PORT OF SPAIN, Trinidad, CMC – The Central Bank of Trinidad and Tobago (CBTT) says it will continue with an aggressive program to absorb excess liquidity so as to strengthen the impact higher interest rates are expected to have throughout the financial system.

The bank said it had also agreed to raise the “repo Rate” for a fourth consecutive time to 3.75 percent.

“Central Bank’s aggressive liquidity management program contributed to a significant reduction in commercial banks’ excess reserves in the first quarter 2015. Tighter liquidity levels prompted inter-bank activity in February 2015, the first time since 2013. The Bank will maintain this program to keep banking system liquidity at an appropriate level to support the monetary transmission of increases in the Repo rate,” the CBTT said in a statement.

It said that since it has noted the domestic economy appears to be approaching full capacity, and that this  situation remains unchanged, even though headline inflation slowed for the third consecutive month in February 2015, to just over six percent from six percent in November 2014.

“The slowdown in food inflation, as a result of higher food supply and favourable weather conditions, contributed to the deceleration in headline inflation. This easing in headline inflation may be short lived, as inflationary pressures are expected to pick up in the rest of 2015, due to a number of factors.”

The CBTT said growth of consumer credit remains robust, increasing by nearly 8.5 percent in January 2015, suggesting consumers are still willing to spend despite negative sentiment surrounding falling oil prices.

“Current and expected settlement of wage negotiations for teachers, civil servants and other public sector workers with considerably large retroactive payments and salary increments will boost consumer spending and further stoke inflationary pressures.”
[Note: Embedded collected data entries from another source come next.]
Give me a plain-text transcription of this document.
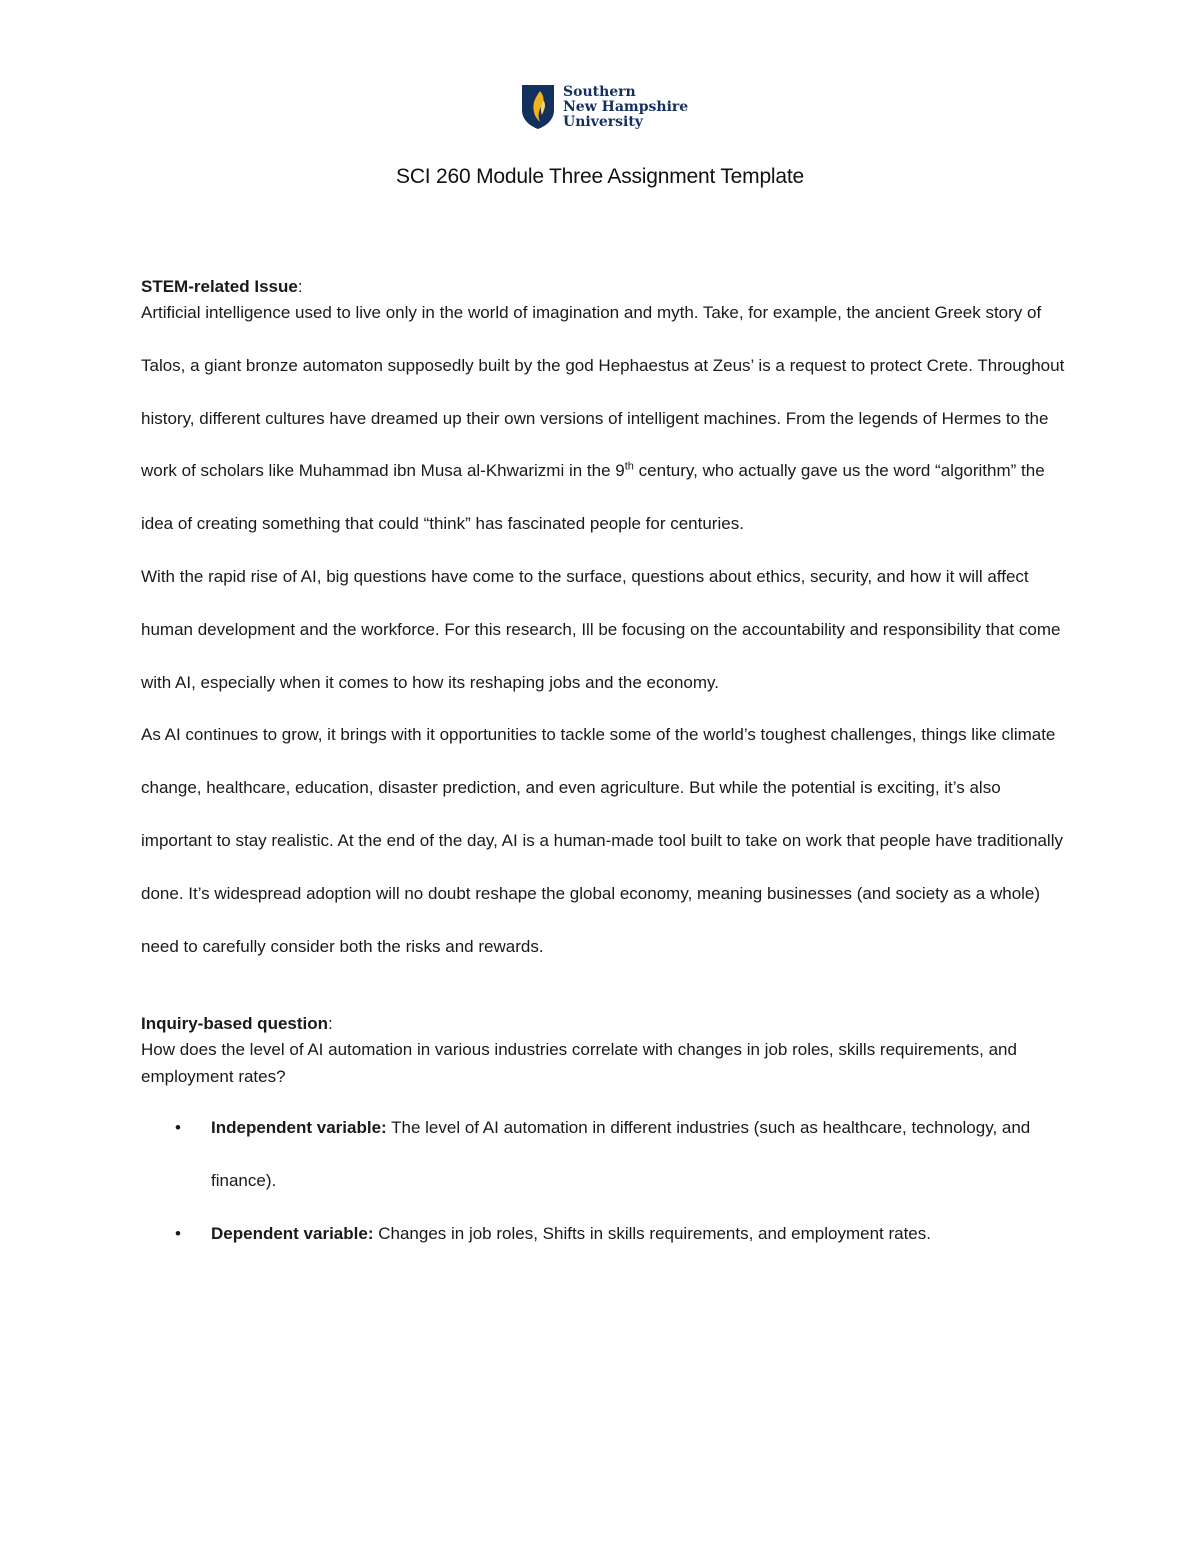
Southern
New Hampshire
University
SCI 260 Module Three Assignment Template
STEM-related Issue:

Artificial intelligence used to live only in the world of imagination and myth. Take, for example, the ancient Greek story of Talos, a giant bronze automaton supposedly built by the god Hephaestus at Zeus’ is a request to protect Crete. Throughout history, different cultures have dreamed up their own versions of intelligent machines. From the legends of Hermes to the work of scholars like Muhammad ibn Musa al-Khwarizmi in the 9th century, who actually gave us the word “algorithm” the idea of creating something that could “think” has fascinated people for centuries.

With the rapid rise of AI, big questions have come to the surface, questions about ethics, security, and how it will affect human development and the workforce. For this research, Ill be focusing on the accountability and responsibility that come with AI, especially when it comes to how its reshaping jobs and the economy.

As AI continues to grow, it brings with it opportunities to tackle some of the world’s toughest challenges, things like climate change, healthcare, education, disaster prediction, and even agriculture. But while the potential is exciting, it’s also important to stay realistic. At the end of the day, AI is a human-made tool built to take on work that people have traditionally done. It’s widespread adoption will no doubt reshape the global economy, meaning businesses (and society as a whole) need to carefully consider both the risks and rewards.

Inquiry-based question:

How does the level of AI automation in various industries correlate with changes in job roles, skills requirements, and employment rates?

• Independent variable: The level of AI automation in different industries (such as healthcare, technology, and finance).
• Dependent variable: Changes in job roles, Shifts in skills requirements, and employment rates.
But the bank said that the expansionary fiscal stimulus remains on track, and that Central Government’s spending on its capital program was higher by seven percent, in the first four months of the financial year 2014/2015, when compared to the corresponding period one year ago.

“Over the final quarter of 2014, economic growth was buoyed by further positive momentum in the non-energy sector, even as activity in the energy sector was marred by maintenance work. Discussions with upstream energy producers suggest there was no carry-over of maintenance-related activity into early 2015, and the start-up of BGTT’s Starfish well is expected to provide a fillip to upstream gas production in 2015.”

The CBTT said that both natural gas and crude oil output were higher by almost two percent and 12.5 percent, respectively, in January 2015. The near-term outlook for the non-energy sector is for continued steady performance, albeit at a slower pace than in 2014.